I found the reasion which trigger the bug as follow:
1、the qemuBlockJobData is not persistent when libvirtd restart,so the job which return from qemuBlockJobDiskGetJob while always NULL, so qemuMigrationSrcNBDCopyCancel will not be taken.

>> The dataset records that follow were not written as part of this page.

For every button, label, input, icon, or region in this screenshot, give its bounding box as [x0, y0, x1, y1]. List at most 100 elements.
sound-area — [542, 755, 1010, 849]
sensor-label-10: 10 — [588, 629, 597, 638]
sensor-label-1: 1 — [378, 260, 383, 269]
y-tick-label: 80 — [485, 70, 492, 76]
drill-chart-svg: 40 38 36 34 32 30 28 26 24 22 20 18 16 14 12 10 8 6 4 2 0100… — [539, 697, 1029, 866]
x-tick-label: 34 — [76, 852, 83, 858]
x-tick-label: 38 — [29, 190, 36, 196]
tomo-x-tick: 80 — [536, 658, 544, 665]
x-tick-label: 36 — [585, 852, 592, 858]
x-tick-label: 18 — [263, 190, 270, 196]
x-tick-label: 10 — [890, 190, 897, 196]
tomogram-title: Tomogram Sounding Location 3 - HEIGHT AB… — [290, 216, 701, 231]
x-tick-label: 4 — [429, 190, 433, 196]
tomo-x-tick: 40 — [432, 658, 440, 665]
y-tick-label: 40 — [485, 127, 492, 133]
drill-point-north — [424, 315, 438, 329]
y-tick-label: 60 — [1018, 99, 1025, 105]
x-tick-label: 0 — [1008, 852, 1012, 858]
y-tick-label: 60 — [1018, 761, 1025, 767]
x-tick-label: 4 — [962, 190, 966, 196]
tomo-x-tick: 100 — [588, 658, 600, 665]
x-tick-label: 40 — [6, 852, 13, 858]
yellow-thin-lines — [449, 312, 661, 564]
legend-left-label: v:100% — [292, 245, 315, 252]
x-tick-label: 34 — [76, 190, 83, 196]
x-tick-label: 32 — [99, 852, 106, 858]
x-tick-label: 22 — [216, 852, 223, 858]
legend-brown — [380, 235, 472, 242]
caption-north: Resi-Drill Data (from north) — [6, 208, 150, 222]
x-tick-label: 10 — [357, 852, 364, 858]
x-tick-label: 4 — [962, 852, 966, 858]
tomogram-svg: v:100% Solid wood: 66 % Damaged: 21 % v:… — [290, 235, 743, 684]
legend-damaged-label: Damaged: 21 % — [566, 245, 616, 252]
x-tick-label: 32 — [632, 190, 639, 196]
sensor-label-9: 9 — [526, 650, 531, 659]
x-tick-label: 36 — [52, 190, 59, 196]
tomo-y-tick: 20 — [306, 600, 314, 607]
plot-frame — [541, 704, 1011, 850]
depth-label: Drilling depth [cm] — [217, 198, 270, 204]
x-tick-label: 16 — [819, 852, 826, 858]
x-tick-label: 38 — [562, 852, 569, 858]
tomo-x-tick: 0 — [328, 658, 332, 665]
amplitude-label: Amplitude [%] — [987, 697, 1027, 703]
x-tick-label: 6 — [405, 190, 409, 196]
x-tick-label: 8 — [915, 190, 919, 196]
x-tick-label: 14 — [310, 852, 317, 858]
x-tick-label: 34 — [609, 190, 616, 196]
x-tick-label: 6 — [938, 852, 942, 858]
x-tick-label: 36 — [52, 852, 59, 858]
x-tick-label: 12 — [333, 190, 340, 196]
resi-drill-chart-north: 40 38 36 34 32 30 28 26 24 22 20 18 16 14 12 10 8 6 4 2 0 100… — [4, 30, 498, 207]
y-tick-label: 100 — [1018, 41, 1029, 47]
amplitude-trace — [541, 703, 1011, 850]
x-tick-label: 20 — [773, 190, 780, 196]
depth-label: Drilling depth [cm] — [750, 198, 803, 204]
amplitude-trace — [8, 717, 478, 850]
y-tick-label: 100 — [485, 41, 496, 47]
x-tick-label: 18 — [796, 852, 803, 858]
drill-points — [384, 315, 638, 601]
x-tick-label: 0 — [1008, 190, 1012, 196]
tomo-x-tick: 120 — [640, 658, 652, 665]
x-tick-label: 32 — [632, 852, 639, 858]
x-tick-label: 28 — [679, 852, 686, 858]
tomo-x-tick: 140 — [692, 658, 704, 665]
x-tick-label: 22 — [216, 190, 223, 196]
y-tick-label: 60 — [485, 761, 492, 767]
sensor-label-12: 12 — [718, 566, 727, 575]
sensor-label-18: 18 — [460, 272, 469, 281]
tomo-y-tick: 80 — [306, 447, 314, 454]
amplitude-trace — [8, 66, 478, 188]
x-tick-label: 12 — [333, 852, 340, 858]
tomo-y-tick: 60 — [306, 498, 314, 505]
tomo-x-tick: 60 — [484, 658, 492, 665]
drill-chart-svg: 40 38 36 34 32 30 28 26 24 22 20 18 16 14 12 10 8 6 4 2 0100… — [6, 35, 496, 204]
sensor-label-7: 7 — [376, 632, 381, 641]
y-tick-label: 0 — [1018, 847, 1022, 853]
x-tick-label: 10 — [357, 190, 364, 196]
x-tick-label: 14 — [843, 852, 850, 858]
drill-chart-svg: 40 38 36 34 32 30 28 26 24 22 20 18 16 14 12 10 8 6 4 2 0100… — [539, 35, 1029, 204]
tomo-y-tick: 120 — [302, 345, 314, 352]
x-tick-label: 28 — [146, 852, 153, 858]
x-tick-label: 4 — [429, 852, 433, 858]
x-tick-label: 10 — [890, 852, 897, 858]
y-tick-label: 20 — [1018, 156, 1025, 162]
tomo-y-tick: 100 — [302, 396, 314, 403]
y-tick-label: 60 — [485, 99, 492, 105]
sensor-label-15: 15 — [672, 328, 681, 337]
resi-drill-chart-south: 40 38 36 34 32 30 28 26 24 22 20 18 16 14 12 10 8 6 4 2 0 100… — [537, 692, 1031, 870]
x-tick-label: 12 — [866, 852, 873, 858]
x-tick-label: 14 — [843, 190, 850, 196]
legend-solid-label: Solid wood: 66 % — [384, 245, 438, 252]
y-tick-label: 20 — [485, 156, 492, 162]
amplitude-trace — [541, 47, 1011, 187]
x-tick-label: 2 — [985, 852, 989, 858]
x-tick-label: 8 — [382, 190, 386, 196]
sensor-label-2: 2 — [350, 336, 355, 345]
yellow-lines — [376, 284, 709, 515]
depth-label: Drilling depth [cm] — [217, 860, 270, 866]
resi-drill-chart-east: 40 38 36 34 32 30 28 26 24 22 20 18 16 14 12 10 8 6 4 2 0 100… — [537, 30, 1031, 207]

2、calltrace: qemuProcessReconnect ->qemuProcessRecoverJob ->qemuProcessRecoverMigrationOut ->qemuMigrationSrcCancel
3、code as follow: qemuMigrationSrcCancel(virQEMUDriver *driver, virDomainObj *vm) { ... ... for (i = 0; i < vm->def->ndisks; i++) { virDomainDiskDef *disk = vm->def->disks[i]; qemuDomainDiskPrivate *diskPriv = QEMU_DOMAIN_DISK_PRIVATE(disk); qemuBlockJobData *job;
if (!(job = qemuBlockJobDiskGetJob(disk)) || //the job is always NULL !!! !qemuBlockJobIsRunning(job)) diskPriv->migrating = false;
if (diskPriv->migrating) { qemuBlockJobSyncBegin(job); storage = true; }
virObjectUnref(job); } ... ...
if (storage && qemuMigrationSrcNBDCopyCancel(driver, vm, true, QEMU_ASYNC_JOB_NONE, NULL) < 0) return -1; ... ... }
4、I think current master had lost the ability of the followed patch: http://10.175.124.40/cgit/cgit.cgi/code.huawei.com/libvirt.git/commit/?id=e8...
can you give some suggestions to fix it?